The volume wound up being "bookended" with Boba Fett stories, which I suppose lets me excuse him winding up on the cover. Right after Return of the Jedi, Han Solo returns to Tatooine to try and recover some money, only to find that an amnesiac Fett had been spat out of the Sarlacc. When Fett's memory returns, he shows a sudden and somehow surprising amount of antipathy to Han, and winds up crashing right back into the Sarlacc in a crashed Jawa sandcrawler... when "Dark Empire" had the same bright idea some years later, that time Fett stuck around in the Expanded Universe. (The comic also seemed to imply Artoo had been in the carbon freezing chamber in Cloud City to be able to recognise Fett, another odd point for me.)
In between, there's an issue that seemed to amount to the writers and editors realising that Wedge would be coming back once again in another Star Wars movie.
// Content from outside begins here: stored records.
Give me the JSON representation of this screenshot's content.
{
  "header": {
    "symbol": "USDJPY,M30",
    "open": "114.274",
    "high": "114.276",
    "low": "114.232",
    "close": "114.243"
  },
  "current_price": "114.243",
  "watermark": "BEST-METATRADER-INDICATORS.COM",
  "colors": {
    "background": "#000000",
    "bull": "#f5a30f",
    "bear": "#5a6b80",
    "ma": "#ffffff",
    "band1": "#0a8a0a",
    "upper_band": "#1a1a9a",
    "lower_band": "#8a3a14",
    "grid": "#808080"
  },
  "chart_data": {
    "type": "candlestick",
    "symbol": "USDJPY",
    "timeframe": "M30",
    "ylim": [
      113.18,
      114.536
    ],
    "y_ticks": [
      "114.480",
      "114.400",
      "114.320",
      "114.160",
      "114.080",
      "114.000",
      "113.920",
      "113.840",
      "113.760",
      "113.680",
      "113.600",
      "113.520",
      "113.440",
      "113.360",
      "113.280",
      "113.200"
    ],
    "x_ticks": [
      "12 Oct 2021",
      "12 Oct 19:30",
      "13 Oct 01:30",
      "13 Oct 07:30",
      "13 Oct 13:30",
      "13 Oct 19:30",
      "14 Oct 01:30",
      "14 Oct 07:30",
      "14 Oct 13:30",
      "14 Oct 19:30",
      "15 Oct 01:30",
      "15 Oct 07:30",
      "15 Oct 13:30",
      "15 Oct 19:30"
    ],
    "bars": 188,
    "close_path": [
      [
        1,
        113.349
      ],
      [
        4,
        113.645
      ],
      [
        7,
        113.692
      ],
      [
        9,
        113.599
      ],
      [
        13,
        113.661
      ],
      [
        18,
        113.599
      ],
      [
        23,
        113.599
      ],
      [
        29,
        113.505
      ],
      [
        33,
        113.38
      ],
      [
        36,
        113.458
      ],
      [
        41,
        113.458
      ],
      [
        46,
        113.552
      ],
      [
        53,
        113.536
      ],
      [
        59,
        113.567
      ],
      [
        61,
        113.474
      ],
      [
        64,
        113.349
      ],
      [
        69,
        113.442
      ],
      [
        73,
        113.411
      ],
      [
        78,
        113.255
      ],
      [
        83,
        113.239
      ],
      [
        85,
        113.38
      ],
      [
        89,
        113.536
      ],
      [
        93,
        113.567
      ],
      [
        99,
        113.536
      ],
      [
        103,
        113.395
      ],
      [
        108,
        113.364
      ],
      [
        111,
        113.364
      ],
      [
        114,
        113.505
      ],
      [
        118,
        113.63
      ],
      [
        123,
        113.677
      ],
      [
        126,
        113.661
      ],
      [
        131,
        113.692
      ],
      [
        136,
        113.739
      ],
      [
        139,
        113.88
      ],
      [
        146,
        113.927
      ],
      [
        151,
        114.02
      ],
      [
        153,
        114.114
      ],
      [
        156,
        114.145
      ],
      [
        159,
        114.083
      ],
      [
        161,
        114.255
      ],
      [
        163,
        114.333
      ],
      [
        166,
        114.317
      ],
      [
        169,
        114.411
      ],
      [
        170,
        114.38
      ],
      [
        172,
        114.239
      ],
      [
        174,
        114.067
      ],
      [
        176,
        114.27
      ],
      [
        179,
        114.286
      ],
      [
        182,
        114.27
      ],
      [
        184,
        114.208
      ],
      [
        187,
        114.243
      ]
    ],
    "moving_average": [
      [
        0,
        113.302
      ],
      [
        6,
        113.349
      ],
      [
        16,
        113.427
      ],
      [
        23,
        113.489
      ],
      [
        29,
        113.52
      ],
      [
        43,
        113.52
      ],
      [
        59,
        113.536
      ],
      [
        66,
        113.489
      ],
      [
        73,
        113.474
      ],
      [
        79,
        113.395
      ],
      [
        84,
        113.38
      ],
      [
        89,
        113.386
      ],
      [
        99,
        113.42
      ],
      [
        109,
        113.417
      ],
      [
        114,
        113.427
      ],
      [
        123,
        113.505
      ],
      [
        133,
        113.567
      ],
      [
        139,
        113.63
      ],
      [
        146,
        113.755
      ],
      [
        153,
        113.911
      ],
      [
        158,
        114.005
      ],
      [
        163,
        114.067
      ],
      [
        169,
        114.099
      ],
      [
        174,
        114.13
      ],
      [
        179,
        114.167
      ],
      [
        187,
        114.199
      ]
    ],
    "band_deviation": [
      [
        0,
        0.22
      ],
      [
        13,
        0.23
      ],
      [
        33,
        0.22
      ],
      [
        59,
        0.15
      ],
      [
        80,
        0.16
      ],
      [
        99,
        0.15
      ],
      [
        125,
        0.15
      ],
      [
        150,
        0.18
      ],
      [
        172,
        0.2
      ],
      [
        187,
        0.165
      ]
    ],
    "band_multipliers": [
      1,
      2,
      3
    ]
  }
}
To explain where he'd got to, a "filler" issue was dropped in where it was revealed that Wedge had been shot down trying to leave Hoth (flying a Y-wing, to boot) and stranded for months while his tailgunner Janson died by degrees. Wedge does finally manage to escape, taking out some battlefield scavengers on the way, but in some ways I can see how it may have been made "inoperative" in "the legend that is Wedge Antilles." (It also seemed to confuse Wedge and Biggs; Luke talks about Wedge having been his best friend on Tatooine...)
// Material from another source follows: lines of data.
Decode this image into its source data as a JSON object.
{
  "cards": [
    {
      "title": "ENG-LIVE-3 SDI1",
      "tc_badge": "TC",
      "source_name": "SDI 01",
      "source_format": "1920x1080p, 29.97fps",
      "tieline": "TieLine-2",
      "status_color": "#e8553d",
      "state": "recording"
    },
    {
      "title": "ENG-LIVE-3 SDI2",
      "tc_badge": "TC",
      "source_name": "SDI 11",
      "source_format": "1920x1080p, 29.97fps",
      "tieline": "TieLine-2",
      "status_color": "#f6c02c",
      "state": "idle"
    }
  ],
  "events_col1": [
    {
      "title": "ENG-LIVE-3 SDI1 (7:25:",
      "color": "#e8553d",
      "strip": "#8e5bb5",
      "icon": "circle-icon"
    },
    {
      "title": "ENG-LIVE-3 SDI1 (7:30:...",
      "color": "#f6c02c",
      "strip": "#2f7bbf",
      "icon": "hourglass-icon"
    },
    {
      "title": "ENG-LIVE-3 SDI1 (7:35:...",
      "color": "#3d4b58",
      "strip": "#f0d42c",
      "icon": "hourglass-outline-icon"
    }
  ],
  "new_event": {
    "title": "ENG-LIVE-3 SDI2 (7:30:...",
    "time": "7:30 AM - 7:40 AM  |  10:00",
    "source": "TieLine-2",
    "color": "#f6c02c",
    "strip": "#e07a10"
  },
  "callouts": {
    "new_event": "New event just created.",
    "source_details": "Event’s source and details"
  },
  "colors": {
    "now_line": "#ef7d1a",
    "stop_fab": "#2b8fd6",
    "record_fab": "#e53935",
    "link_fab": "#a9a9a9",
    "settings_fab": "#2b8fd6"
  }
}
The "annual" issue included in this volume, although it may be as "inoperative" as the others that have stuck in my memory, is still a memorable one for me. The art is a bit rougher and more imprecise than the other issues seem to be, but the story is interesting in its own way... on a boring desert planet, a young man Flint runs into our heroes, reveals that he was also the son of a Jedi, and gets caught up in the battle. (Luke mutters along the way that his father was "a navigator on a spice freighter." At the time, my reaction was actually "Well, we don't know Darth Vader is really his father!" I guess the various adapations that I had read all seemed to downplay the scene near the end of The Empire Strikes Back where an exhausted Luke calls Vader "Father".) Unfortunately, the battle doesn't go well (for all that the Rebels manage to take a revenge of sorts for the battle of Hoth), and Darth Vader, having choked an incompetent officer along the way, finds a mourning Flint and promises great things for him... which now seems to contradict my views of Vader's characterization, the "Rule of Two," and just who may be inside stormtrooper armour. Still, the story interests me.
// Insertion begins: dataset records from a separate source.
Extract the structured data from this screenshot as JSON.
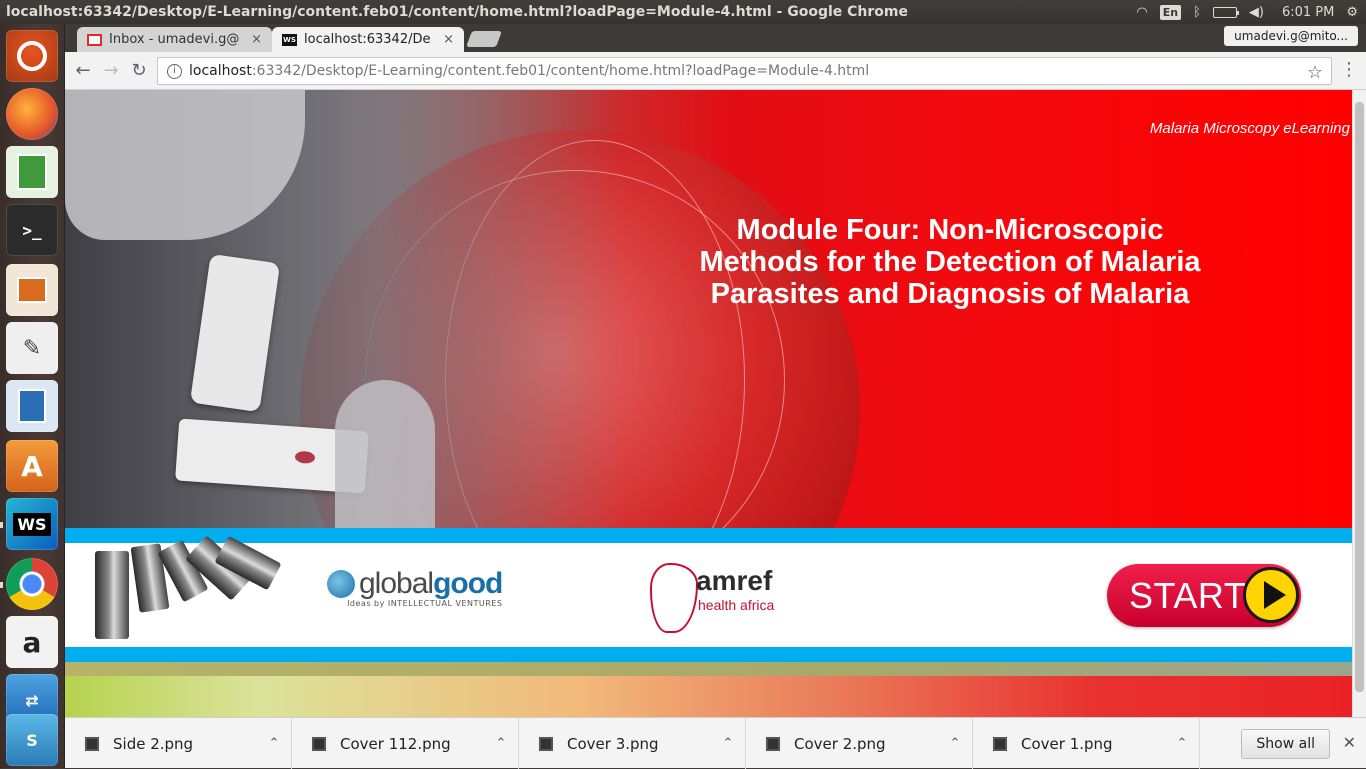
{
  "window": {
    "title": "localhost:63342/Desktop/E-Learning/content.feb01/content/home.html?loadPage=Module-4.html - Google Chrome"
  },
  "panel": {
    "lang": "En",
    "clock": "6:01 PM"
  },
  "tabs": [
    {
      "label": "Inbox - umadevi.g@",
      "close": "×"
    },
    {
      "label": "localhost:63342/De",
      "close": "×"
    }
  ],
  "profile": {
    "name": "umadevi.g@mito..."
  },
  "omnibox": {
    "host": "localhost",
    "rest": ":63342/Desktop/E-Learning/content.feb01/content/home.html?loadPage=Module-4.html"
  },
  "page": {
    "brand": "Malaria Microscopy eLearning",
    "module_title": "Module Four: Non-Microscopic Methods for the Detection of Malaria Parasites and Diagnosis of Malaria",
    "logos": {
      "globalgood_1": "global",
      "globalgood_2": "good",
      "globalgood_sub": "Ideas by INTELLECTUAL VENTURES",
      "amref_name": "amref",
      "amref_sub": "health africa"
    },
    "start_label": "START"
  },
  "downloads": {
    "items": [
      {
        "name": "Side 2.png"
      },
      {
        "name": "Cover 112.png"
      },
      {
        "name": "Cover 3.png"
      },
      {
        "name": "Cover 2.png"
      },
      {
        "name": "Cover 1.png"
      }
    ],
    "show_all": "Show all"
  },
  "colors": {
    "hero_red": "#ff0000",
    "band_blue": "#00aeef",
    "start_button": "#e01040",
    "ubuntu_orange": "#e95420"
  },
  "icons": {
    "launcher": [
      "ubuntu-logo-icon",
      "firefox-icon",
      "libreoffice-calc-icon",
      "terminal-icon",
      "libreoffice-impress-icon",
      "text-editor-icon",
      "libreoffice-writer-icon",
      "software-center-icon",
      "webstorm-icon",
      "chrome-icon",
      "amazon-icon"
    ]
  }
}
There's one issue that manages to be amusing to me for a slightly different reason. In it, Lando disguises himself in a costume that some have pointed out resembles that of the anime and manga character "Captain Harlock," a (somewhat) early sign of how some people in North America were beginning to pick up on one particular Japanese product. Nowadays, of course, there's also that amusing awareness that some anime fans seem as willing to dress up in costumes as some Star Wars fans. I also noticed that one panel in this issue is something of a "swipe" of one of Ralph McQuarrie's production paintings for Star Wars, although with a ship smaller than either of the two versions of the Millennium Falcon he painted in it.